Congressman Coffman Introduces Federal Version of CO’s First Time Homebuyer Bill
CAR’s First-time Homebuyer Savings Act Tax Deduction, recently signed into law by Governor Hickenlooper on June 10th, is garnering nationwide attention as Congressman Coffman introduced a federal version of this bill on Friday.
CAR championed legislation creates first-time homebuyer savings accounts which allows a tax deduction for account holders on the interest earned on these accounts. A First-time Homebuyer Savings Account (FHSA) allows any Coloradan to set aside up to $50,000 toward the costs of purchasing a new home. The earnings on those funds— interest and capital gains — are free from Colorado state taxes forever.
In reaction to the news that this same legislation would be presented on a national level, 2016 Colorado Association of REALTORS® Chairman Alan Lovitt said “home affordability in Colorado and many other states has been declining recently as real estate prices rise at a faster rate than income. We believe that savings accounts that help buyers put money away for a down payment, closing costs and other expenses associated with buying your first home are a great step toward solving this problem.”
Mr. Lovitt further stated, “despite all of the positive conditions and elements of homeownership across the country, affordability for first time homeowners continues to be a significant barrier for too many states’ residents. This bill would help provide a very important financial savings resource for many people to achieve their dream of homeownership. We applaud and support Congressman Coffman’s efforts to address this vital issue.”
In a letter to Congressman Coffman, the National Association of REALTORS® weighed in with their support for the federal legislation, stating: “On behalf of the over 1.1 million members of the National Association of REALTORS®, I applaud your efforts to develop and introduce legislation that would establish First-Time Homebuyer Accounts. NAR believes that, if enacted, these accounts could provide a significant vehicle to assist those who very much would like to join the ranks of homeowners but who have been unable to save enough for the all-important down payment.”

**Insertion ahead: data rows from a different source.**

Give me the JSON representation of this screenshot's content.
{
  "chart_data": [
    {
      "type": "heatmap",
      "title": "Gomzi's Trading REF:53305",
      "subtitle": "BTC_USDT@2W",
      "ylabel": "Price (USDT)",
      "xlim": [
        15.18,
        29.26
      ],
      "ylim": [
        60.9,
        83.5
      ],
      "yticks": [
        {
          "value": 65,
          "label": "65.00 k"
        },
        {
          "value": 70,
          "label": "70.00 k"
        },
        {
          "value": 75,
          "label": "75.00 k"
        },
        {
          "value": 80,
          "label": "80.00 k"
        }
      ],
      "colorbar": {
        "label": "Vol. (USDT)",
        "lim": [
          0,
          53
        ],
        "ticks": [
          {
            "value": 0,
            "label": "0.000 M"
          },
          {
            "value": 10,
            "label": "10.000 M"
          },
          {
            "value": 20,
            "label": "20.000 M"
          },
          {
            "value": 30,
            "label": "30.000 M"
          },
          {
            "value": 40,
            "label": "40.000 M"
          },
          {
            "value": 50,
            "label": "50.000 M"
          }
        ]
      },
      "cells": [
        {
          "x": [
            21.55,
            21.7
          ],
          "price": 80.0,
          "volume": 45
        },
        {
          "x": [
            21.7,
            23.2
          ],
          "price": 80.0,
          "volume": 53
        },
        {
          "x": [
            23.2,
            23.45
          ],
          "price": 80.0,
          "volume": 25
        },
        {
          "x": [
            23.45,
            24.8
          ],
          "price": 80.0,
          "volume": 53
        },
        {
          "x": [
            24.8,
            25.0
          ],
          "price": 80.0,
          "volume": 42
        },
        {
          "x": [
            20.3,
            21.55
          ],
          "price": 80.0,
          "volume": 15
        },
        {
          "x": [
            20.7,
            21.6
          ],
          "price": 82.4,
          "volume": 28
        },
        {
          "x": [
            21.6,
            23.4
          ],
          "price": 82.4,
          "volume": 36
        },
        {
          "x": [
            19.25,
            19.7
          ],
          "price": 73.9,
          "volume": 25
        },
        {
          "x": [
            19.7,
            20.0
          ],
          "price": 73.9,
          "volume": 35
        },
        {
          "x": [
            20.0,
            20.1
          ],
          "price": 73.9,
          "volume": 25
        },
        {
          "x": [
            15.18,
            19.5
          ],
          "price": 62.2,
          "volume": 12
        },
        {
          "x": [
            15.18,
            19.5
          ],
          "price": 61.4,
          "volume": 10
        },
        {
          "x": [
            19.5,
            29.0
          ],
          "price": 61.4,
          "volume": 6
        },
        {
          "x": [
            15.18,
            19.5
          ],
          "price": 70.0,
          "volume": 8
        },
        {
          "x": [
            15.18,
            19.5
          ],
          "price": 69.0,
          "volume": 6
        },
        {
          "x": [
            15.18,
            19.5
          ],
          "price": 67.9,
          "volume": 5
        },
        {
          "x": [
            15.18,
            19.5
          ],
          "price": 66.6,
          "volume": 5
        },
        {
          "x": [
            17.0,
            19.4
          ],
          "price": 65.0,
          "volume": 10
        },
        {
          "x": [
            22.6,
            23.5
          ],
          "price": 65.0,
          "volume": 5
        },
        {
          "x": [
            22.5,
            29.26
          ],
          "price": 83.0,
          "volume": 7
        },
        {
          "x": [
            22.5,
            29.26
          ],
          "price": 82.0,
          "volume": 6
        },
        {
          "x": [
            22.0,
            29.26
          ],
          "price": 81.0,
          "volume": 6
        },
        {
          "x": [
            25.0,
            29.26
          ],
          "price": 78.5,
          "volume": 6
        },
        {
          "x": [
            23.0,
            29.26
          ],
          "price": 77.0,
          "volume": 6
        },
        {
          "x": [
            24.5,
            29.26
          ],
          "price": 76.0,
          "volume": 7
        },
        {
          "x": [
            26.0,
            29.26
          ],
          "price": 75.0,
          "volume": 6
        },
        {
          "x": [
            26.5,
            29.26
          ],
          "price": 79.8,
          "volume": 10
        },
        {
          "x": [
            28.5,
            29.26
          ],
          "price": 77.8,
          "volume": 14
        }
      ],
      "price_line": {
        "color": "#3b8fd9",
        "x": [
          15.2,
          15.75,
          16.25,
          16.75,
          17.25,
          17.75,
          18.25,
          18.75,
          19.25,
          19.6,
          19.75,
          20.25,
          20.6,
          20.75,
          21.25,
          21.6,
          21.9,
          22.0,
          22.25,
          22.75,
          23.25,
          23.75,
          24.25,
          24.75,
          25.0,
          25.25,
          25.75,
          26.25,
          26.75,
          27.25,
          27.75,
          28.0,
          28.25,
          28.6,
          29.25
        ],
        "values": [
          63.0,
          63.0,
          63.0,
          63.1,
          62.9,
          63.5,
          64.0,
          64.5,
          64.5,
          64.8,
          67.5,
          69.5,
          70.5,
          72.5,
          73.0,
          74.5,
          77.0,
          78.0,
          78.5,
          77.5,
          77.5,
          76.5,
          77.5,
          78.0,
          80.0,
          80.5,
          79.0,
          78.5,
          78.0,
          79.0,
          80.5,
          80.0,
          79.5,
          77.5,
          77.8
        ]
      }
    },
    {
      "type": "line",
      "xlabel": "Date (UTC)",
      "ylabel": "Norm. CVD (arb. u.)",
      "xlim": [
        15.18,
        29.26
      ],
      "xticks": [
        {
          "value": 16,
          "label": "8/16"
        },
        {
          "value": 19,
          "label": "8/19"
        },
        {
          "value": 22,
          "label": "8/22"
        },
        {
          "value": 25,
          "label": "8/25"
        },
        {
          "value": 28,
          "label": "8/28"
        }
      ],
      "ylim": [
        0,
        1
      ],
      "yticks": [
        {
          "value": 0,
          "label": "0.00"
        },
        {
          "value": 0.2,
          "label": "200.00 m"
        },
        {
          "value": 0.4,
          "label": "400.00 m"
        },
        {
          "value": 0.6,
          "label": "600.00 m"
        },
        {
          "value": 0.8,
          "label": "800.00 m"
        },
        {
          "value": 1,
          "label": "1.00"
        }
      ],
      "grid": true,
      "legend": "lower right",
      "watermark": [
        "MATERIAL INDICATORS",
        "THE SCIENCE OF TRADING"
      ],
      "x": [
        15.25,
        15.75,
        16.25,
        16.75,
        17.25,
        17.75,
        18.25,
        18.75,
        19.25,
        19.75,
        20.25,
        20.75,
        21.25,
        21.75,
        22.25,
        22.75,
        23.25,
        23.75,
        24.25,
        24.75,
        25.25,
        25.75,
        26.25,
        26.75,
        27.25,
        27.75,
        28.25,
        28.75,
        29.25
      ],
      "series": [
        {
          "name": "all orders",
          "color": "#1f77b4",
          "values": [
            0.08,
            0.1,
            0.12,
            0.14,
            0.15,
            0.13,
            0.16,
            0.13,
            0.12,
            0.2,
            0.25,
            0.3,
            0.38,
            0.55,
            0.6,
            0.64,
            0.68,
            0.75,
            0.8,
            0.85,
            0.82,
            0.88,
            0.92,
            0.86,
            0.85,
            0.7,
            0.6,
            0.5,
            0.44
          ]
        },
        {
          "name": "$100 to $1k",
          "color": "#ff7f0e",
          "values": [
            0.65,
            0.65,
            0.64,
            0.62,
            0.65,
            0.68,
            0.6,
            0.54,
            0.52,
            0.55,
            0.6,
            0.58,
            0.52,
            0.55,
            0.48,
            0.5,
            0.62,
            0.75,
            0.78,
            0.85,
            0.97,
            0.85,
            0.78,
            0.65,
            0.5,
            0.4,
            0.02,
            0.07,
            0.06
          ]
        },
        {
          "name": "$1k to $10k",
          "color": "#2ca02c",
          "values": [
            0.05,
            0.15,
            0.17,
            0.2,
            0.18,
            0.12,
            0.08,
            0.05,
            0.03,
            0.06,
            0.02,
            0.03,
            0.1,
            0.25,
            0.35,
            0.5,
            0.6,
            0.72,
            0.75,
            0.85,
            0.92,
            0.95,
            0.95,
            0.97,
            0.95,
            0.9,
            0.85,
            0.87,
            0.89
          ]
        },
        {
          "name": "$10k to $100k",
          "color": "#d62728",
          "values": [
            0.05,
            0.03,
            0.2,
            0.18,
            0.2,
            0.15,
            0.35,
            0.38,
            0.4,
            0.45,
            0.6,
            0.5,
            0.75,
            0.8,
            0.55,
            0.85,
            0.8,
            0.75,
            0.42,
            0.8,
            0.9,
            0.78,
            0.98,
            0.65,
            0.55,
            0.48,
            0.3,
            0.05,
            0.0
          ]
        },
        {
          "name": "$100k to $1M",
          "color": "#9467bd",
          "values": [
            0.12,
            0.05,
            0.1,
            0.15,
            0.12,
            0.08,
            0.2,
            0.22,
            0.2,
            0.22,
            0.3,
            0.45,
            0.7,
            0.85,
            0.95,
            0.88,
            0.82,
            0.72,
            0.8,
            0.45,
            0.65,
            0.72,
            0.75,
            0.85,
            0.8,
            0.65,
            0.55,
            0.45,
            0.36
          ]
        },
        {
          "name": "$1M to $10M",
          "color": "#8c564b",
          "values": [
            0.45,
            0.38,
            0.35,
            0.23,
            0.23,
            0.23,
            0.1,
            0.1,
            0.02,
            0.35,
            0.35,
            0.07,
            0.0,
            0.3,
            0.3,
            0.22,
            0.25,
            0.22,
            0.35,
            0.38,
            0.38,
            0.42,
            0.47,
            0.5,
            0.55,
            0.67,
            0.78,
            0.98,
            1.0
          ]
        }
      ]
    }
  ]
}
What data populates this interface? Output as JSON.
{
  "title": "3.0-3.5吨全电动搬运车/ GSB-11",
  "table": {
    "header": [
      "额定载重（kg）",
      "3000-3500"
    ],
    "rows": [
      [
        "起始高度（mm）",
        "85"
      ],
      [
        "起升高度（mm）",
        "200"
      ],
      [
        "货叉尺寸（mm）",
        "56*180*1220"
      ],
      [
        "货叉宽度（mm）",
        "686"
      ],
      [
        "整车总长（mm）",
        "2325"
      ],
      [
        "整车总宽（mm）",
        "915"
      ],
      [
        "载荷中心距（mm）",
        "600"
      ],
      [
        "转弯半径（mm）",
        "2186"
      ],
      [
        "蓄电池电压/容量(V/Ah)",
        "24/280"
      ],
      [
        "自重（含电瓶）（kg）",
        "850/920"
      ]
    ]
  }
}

FHSAs are a great way for future homeowners to start saving early for the costs of buying a home. These accounts will be simple and easy to set up. Not only can you open a new one, you can also transfer money from one existing savings account to a FHSA. To create an FHSA, a consumer simply includes a form (promulgated by the Department of Revenue) when they file their state taxes designating the qualified beneficiary. A qualified beneficiary can be a child or grandchild, or the account holder may designate himself or herself as the qualified beneficiary.